Shooting for a Law to Ban Video Cameras

August 01, 2000|Art Buchwald | Art Buchwald is reprinting some of his favorite columns

The most dangerous weapon being used against law-enforcement people is not the gun but the video camera. Citizens fearful of losing their rights are buying more camcorders than ever, and the situation is wreaking havoc with police brutality.

A movement is underway by law-and-order citizens to ban the video camera or at least make people register it.

It is headed by Archie Locust, who says, "The video lovers will tell you that they own cameras only for recreational purposes, but they can also get people indicted for civil-rights' abuses.

"My group wants every person in this country to register his or her video camera.
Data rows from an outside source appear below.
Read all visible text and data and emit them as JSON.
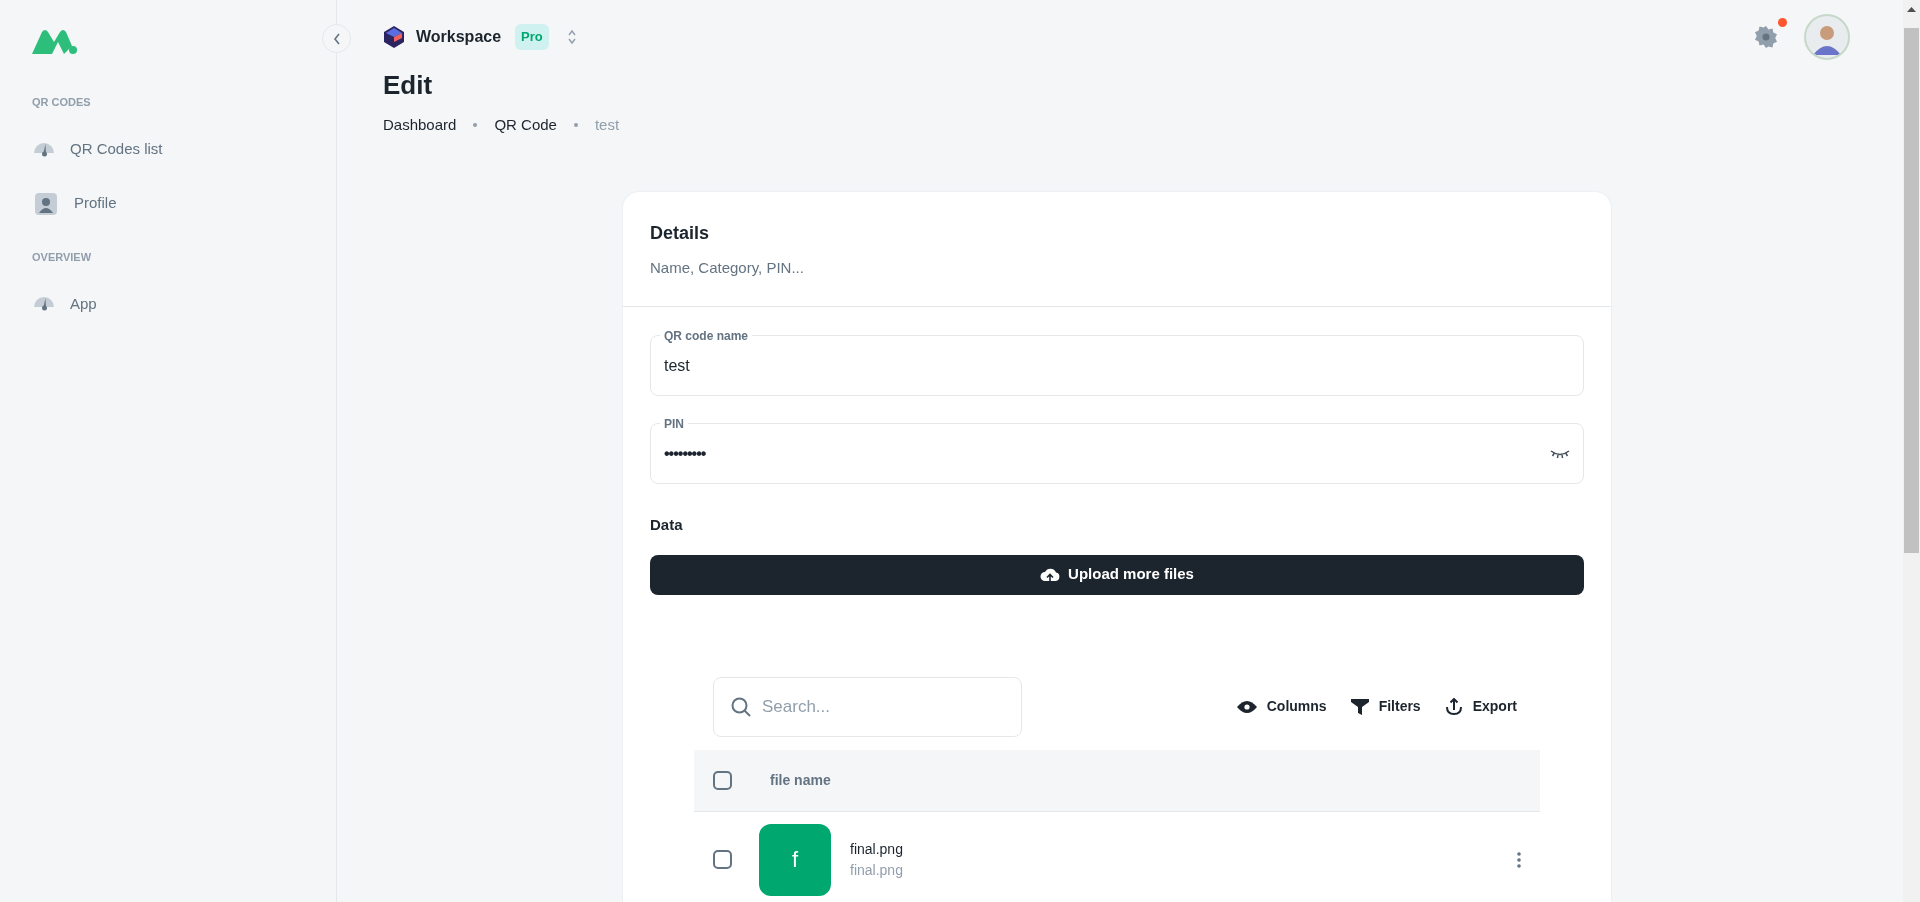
{
  "sidebar": {
    "sections": [
      {
        "title": "QR CODES",
        "items": [
          {
            "label": "QR Codes list",
            "kind": "gauge",
            "selected": false
          },
          {
            "label": "Profile",
            "kind": "user",
            "selected": false
          }
        ]
      },
      {
        "title": "OVERVIEW",
        "items": [
          {
            "label": "App",
            "kind": "gauge",
            "selected": false
          }
        ]
      }
    ]
  },
  "header": {
    "workspace": "Workspace",
    "plan": "Pro",
    "notification": true
  },
  "page": {
    "title": "Edit",
    "breadcrumbs": [
      "Dashboard",
      "QR Code",
      "test"
    ]
  },
  "card": {
    "title": "Details",
    "subtitle": "Name, Category, PIN...",
    "fields": [
      {
        "label": "QR code name",
        "value": "test",
        "kind": "text"
      },
      {
        "label": "PIN",
        "value": "•••••••••",
        "kind": "password"
      }
    ],
    "data_label": "Data",
    "upload_button": "Upload more files"
  },
  "table": {
    "search_placeholder": "Search...",
    "actions": [
      {
        "label": "Columns",
        "kind": "eye"
      },
      {
        "label": "Filters",
        "kind": "filter"
      },
      {
        "label": "Export",
        "kind": "export"
      }
    ],
    "columns": [
      "file name"
    ],
    "header_checked": false,
    "rows": [
      {
        "initial": "f",
        "name": "final.png",
        "subtitle": "final.png",
        "checked": false,
        "color": "#00a76f"
      }
    ]
  }
}
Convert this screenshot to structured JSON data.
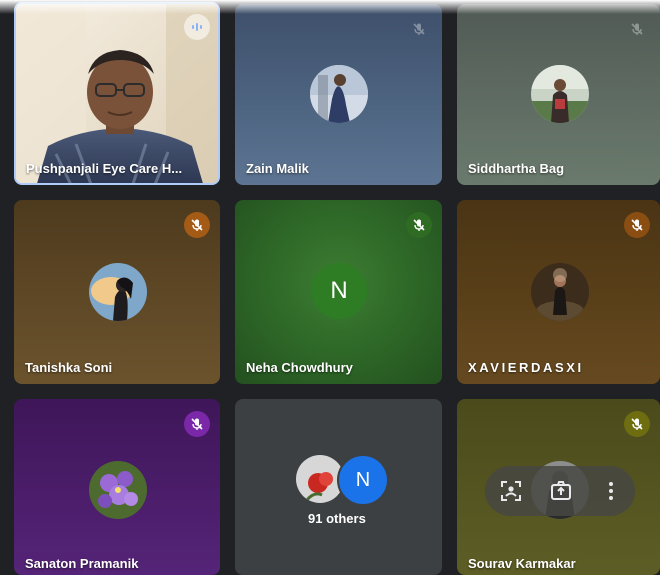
{
  "tiles": [
    {
      "name": "Pushpanjali Eye Care H...",
      "state": "speaking"
    },
    {
      "name": "Zain Malik",
      "mic": "muted"
    },
    {
      "name": "Siddhartha Bag",
      "mic": "muted"
    },
    {
      "name": "Tanishka Soni",
      "mic": "muted"
    },
    {
      "name": "Neha Chowdhury",
      "mic": "muted",
      "avatar_letter": "N"
    },
    {
      "name": "XAVIERDASXI",
      "mic": "muted"
    },
    {
      "name": "Sanaton Pramanik",
      "mic": "muted"
    },
    {
      "others_label": "91 others",
      "avatar_letter": "N"
    },
    {
      "name": "Sourav Karmakar",
      "mic": "muted"
    }
  ],
  "tile_controls": {
    "icons": [
      "frame-person-icon",
      "pin-icon",
      "more-options-icon"
    ]
  },
  "colors": {
    "background": "#202124",
    "mic_orange": "#a35b16",
    "mic_green": "#2f6b23",
    "mic_purple": "#7a27a8",
    "mic_olive": "#6e6d10",
    "letter_avatar_green": "#2e7d24",
    "letter_avatar_blue": "#1a73e8",
    "active_outline": "#aecbfa"
  }
}
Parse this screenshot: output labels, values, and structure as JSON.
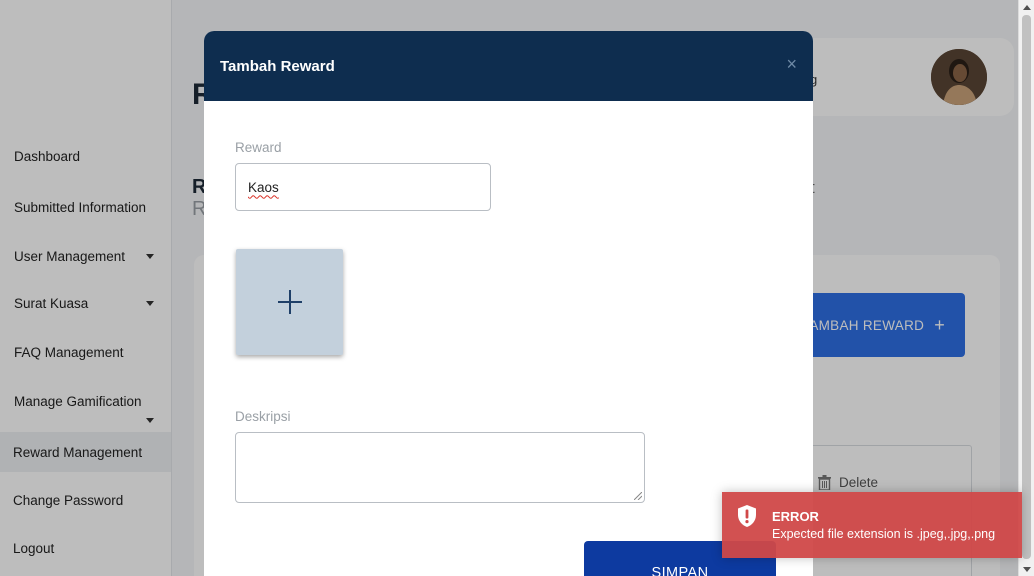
{
  "sidebar": {
    "items": [
      {
        "label": "Dashboard",
        "has_caret": false
      },
      {
        "label": "Submitted Information",
        "has_caret": false
      },
      {
        "label": "User Management",
        "has_caret": true
      },
      {
        "label": "Surat Kuasa",
        "has_caret": true
      },
      {
        "label": "FAQ Management",
        "has_caret": false
      },
      {
        "label": "Manage Gamification",
        "has_caret": true
      },
      {
        "label": "Reward Management",
        "has_caret": false,
        "active": true
      },
      {
        "label": "Change Password",
        "has_caret": false
      },
      {
        "label": "Logout",
        "has_caret": false
      }
    ]
  },
  "header": {
    "name_fragment": "g"
  },
  "page": {
    "title_fragment": "R",
    "section_fragment_1": "R",
    "section_fragment_2": "R",
    "right_fragment": "t"
  },
  "background": {
    "add_button_label": "AMBAH REWARD",
    "add_button_icon": "plus-icon",
    "delete_label": "Delete",
    "delete_icon": "trash-icon"
  },
  "modal": {
    "title": "Tambah Reward",
    "close_symbol": "×",
    "reward_label": "Reward",
    "reward_value": "Kaos",
    "upload_icon": "plus-icon",
    "description_label": "Deskripsi",
    "description_value": "",
    "submit_label": "SIMPAN"
  },
  "toast": {
    "title": "ERROR",
    "message": "Expected file extension is .jpeg,.jpg,.png",
    "icon": "shield-alert-icon"
  },
  "colors": {
    "modal_header": "#0e2d4f",
    "primary_button": "#0d3aa0",
    "accent_button": "#2f6fe4",
    "error": "#d04848",
    "upload_box": "#c3d0dc"
  }
}
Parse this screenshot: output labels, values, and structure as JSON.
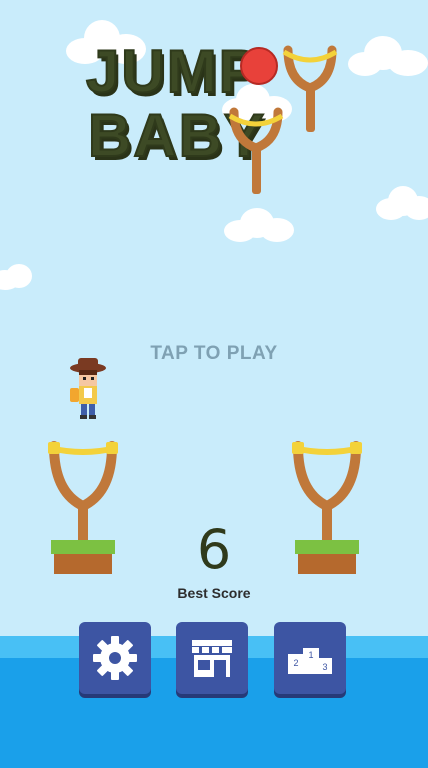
{
  "game": {
    "title_line1": "JUMP",
    "title_line2": "BABY",
    "prompt": "TAP TO PLAY",
    "best_score_value": "6",
    "best_score_label": "Best Score"
  },
  "buttons": [
    {
      "name": "settings-button",
      "icon": "gear-icon"
    },
    {
      "name": "shop-button",
      "icon": "shop-icon"
    },
    {
      "name": "leaderboard-button",
      "icon": "podium-icon",
      "podium_labels": [
        "2",
        "1",
        "3"
      ]
    }
  ],
  "colors": {
    "sky": "#c9ecfb",
    "water": "#1aa0ea",
    "button": "#3d55a3",
    "title": "#3d4a25",
    "slingshot_wood": "#c0783a",
    "slingshot_band": "#f3d23a",
    "grass": "#7cc142",
    "dirt": "#b5692d",
    "ball": "#e8413a"
  }
}
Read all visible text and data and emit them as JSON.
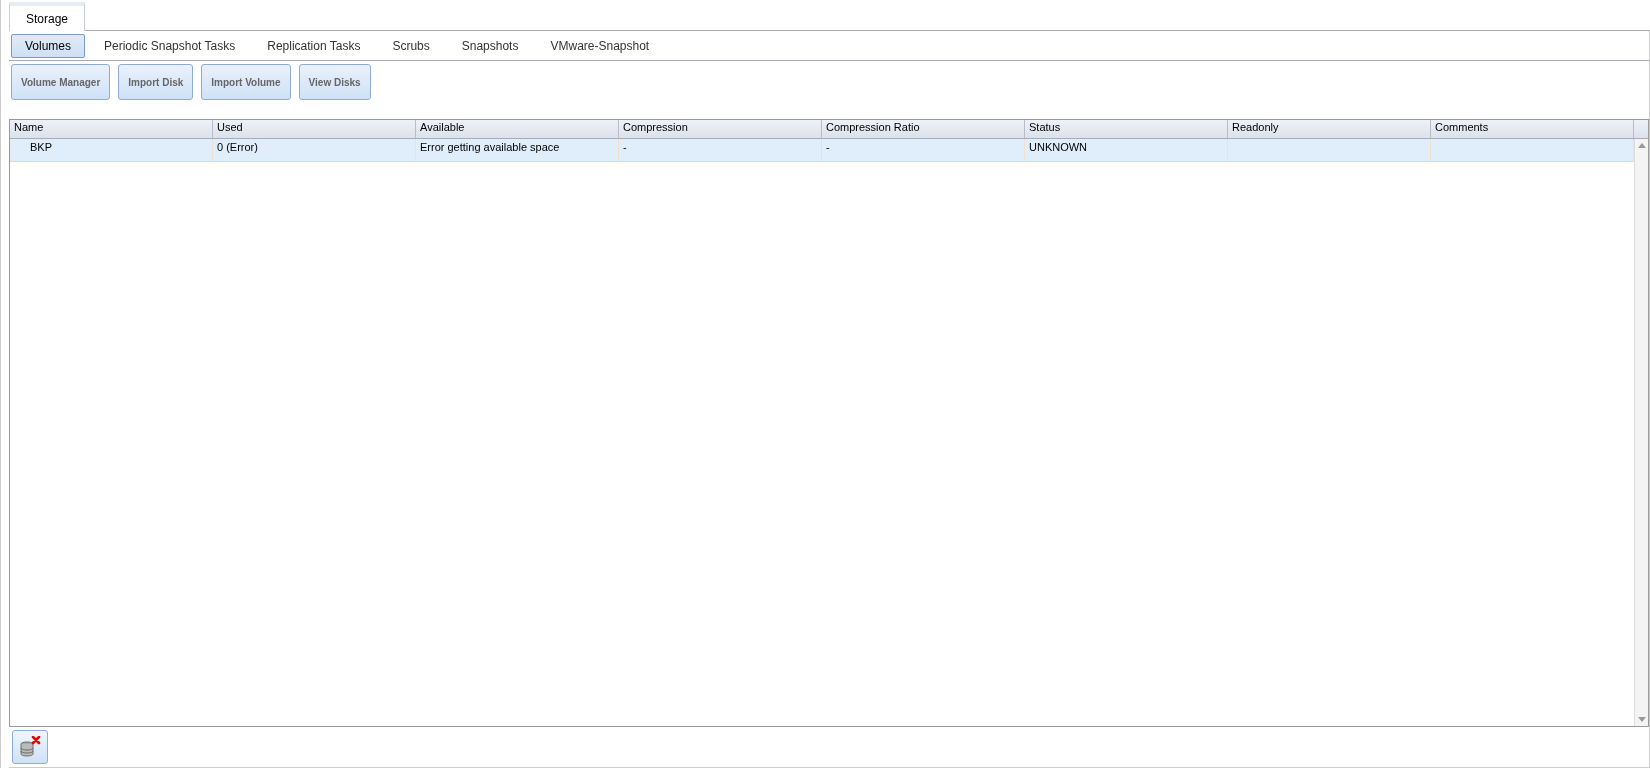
{
  "main_tabs": [
    {
      "label": "Storage",
      "selected": true
    }
  ],
  "sub_tabs": [
    {
      "label": "Volumes",
      "selected": true
    },
    {
      "label": "Periodic Snapshot Tasks",
      "selected": false
    },
    {
      "label": "Replication Tasks",
      "selected": false
    },
    {
      "label": "Scrubs",
      "selected": false
    },
    {
      "label": "Snapshots",
      "selected": false
    },
    {
      "label": "VMware-Snapshot",
      "selected": false
    }
  ],
  "buttons": [
    "Volume Manager",
    "Import Disk",
    "Import Volume",
    "View Disks"
  ],
  "table": {
    "columns": [
      "Name",
      "Used",
      "Available",
      "Compression",
      "Compression Ratio",
      "Status",
      "Readonly",
      "Comments"
    ],
    "rows": [
      {
        "cells": [
          "BKP",
          "0 (Error)",
          "Error getting available space",
          "-",
          "-",
          "UNKNOWN",
          "",
          ""
        ],
        "selected": true
      }
    ]
  }
}
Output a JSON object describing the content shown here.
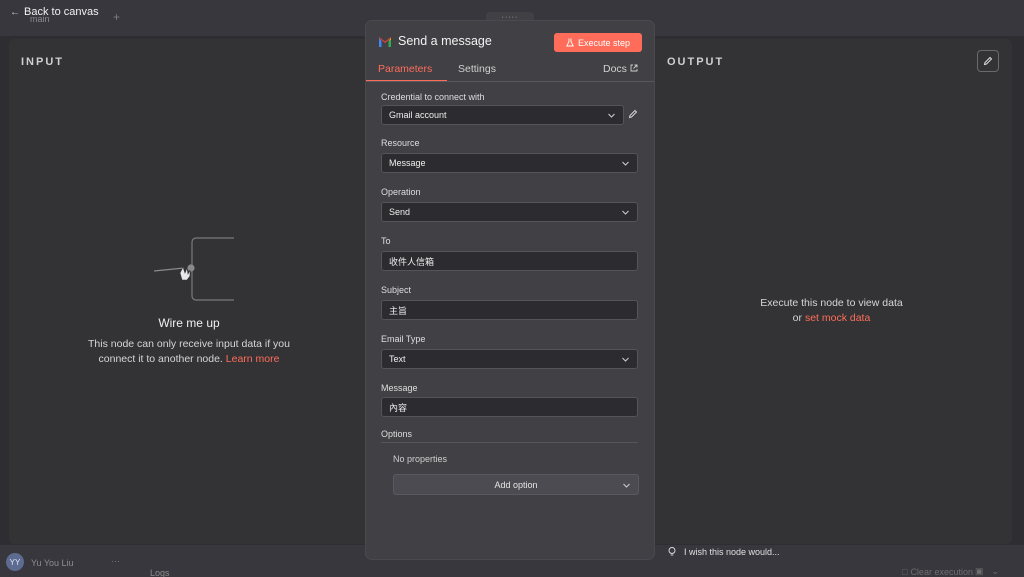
{
  "app": {
    "back_label": "Back to canvas",
    "bg_tab_label": "main"
  },
  "input_pane": {
    "title": "INPUT",
    "wire_title": "Wire me up",
    "wire_text": "This node can only receive input data if you connect it to another node.",
    "learn_more": "Learn more"
  },
  "output_pane": {
    "title": "OUTPUT",
    "line1": "Execute this node to view data",
    "line2_prefix": "or",
    "mock_link": "set mock data"
  },
  "node": {
    "title": "Send a message",
    "execute_label": "Execute step",
    "tabs": {
      "parameters": "Parameters",
      "settings": "Settings",
      "docs": "Docs"
    },
    "fields": {
      "credential": {
        "label": "Credential to connect with",
        "value": "Gmail account"
      },
      "resource": {
        "label": "Resource",
        "value": "Message"
      },
      "operation": {
        "label": "Operation",
        "value": "Send"
      },
      "to": {
        "label": "To",
        "value": "收件人信箱"
      },
      "subject": {
        "label": "Subject",
        "value": "主旨"
      },
      "email_type": {
        "label": "Email Type",
        "value": "Text"
      },
      "message": {
        "label": "Message",
        "value": "內容"
      }
    },
    "options": {
      "label": "Options",
      "empty": "No properties",
      "add_label": "Add option"
    }
  },
  "footer": {
    "feedback": "I wish this node would...",
    "user_initials": "YY",
    "user_name": "Yu You Liu",
    "logs": "Logs",
    "clear": "Clear execution"
  },
  "colors": {
    "accent": "#ff6d5a",
    "modal_bg": "#414045",
    "page_bg": "#2e2e32"
  }
}
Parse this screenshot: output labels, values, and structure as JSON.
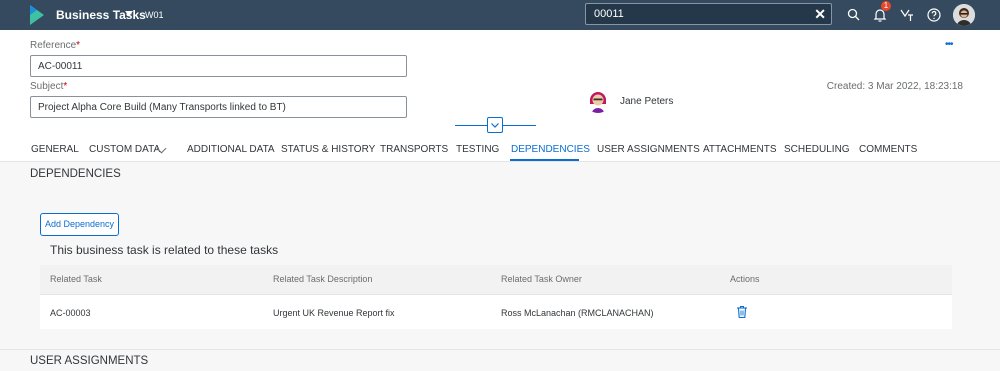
{
  "shell": {
    "app_title": "Business Tasks",
    "app_subtitle": "W01",
    "search_value": "00011",
    "notification_count": "1"
  },
  "header": {
    "reference_label": "Reference",
    "reference_value": "AC-00011",
    "subject_label": "Subject",
    "subject_value": "Project Alpha Core Build (Many Transports linked to BT)",
    "owner_name": "Jane Peters",
    "created_text": "Created: 3 Mar 2022, 18:23:18",
    "required_marker": "*"
  },
  "tabs": [
    {
      "label": "GENERAL"
    },
    {
      "label": "CUSTOM DATA"
    },
    {
      "label": "ADDITIONAL DATA"
    },
    {
      "label": "STATUS & HISTORY"
    },
    {
      "label": "TRANSPORTS"
    },
    {
      "label": "TESTING"
    },
    {
      "label": "DEPENDENCIES"
    },
    {
      "label": "USER ASSIGNMENTS"
    },
    {
      "label": "ATTACHMENTS"
    },
    {
      "label": "SCHEDULING"
    },
    {
      "label": "COMMENTS"
    }
  ],
  "dependencies": {
    "section_title": "DEPENDENCIES",
    "add_button": "Add Dependency",
    "table_title": "This business task is related to these tasks",
    "columns": [
      "Related Task",
      "Related Task Description",
      "Related Task Owner",
      "Actions"
    ],
    "rows": [
      {
        "task": "AC-00003",
        "description": "Urgent UK Revenue Report fix",
        "owner": "Ross McLanachan (RMCLANACHAN)"
      }
    ]
  },
  "next_section_title": "USER ASSIGNMENTS",
  "colors": {
    "shell_bg": "#354a5f",
    "accent": "#0a6ed1",
    "badge": "#e9472a",
    "required": "#bb0000"
  },
  "icons": [
    "sap-logo-icon",
    "caret-down-icon",
    "clear-icon",
    "search-icon",
    "bell-icon",
    "copilot-icon",
    "help-icon",
    "user-avatar",
    "more-icon",
    "chevron-down-icon",
    "trash-icon"
  ]
}
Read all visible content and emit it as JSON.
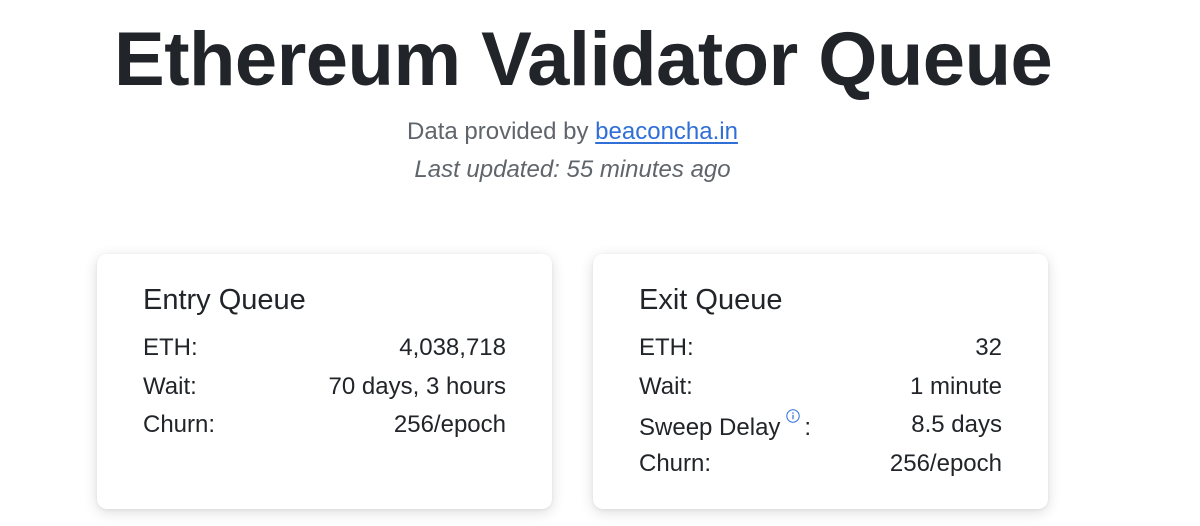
{
  "page": {
    "title": "Ethereum Validator Queue",
    "provided_prefix": "Data provided by",
    "provider_link": "beaconcha.in",
    "last_updated": "Last updated: 55 minutes ago"
  },
  "entry_queue": {
    "title": "Entry Queue",
    "rows": [
      {
        "label": "ETH:",
        "value": "4,038,718"
      },
      {
        "label": "Wait:",
        "value": "70 days, 3 hours"
      },
      {
        "label": "Churn:",
        "value": "256/epoch"
      }
    ]
  },
  "exit_queue": {
    "title": "Exit Queue",
    "rows": [
      {
        "label": "ETH:",
        "value": "32"
      },
      {
        "label": "Wait:",
        "value": "1 minute"
      },
      {
        "label": "Sweep Delay",
        "suffix": ":",
        "value": "8.5 days",
        "icon": "info-icon"
      },
      {
        "label": "Churn:",
        "value": "256/epoch"
      }
    ]
  },
  "colors": {
    "text": "#212529",
    "muted": "#5f656b",
    "link": "#2f6fd6"
  }
}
We have nothing against a father using his camera to record his daughter's graduation. But we are absolutely against anyone making a videotape of the police playing hockey with their batons."

"There is always an amateur who will take advantage of a photo opportunity to get on TV," I said.

"We know we're not going to have a complete ban on video cameras, so we're asking for a seven-day waiting period between the time a camera is purchased and the date it's delivered. This would give the FBI a chance to check out the buyer to see if he has ever recorded an act of police brutality before."

"Doesn't the Constitution provide American citizens the right to bear cameras?"

"The Founding Fathers were referring only to still cameras. The video lovers would have you believe that they need the cameras as protection from the law. But the police are there for that purpose, and they're not going to do it if they think you're a peeping Tom with a zoom lens." "Is there such a thing as a camera-proof vest so that if someone starts shooting a bad police scene, his camera won't work?"

"There isn't now, but we're getting close."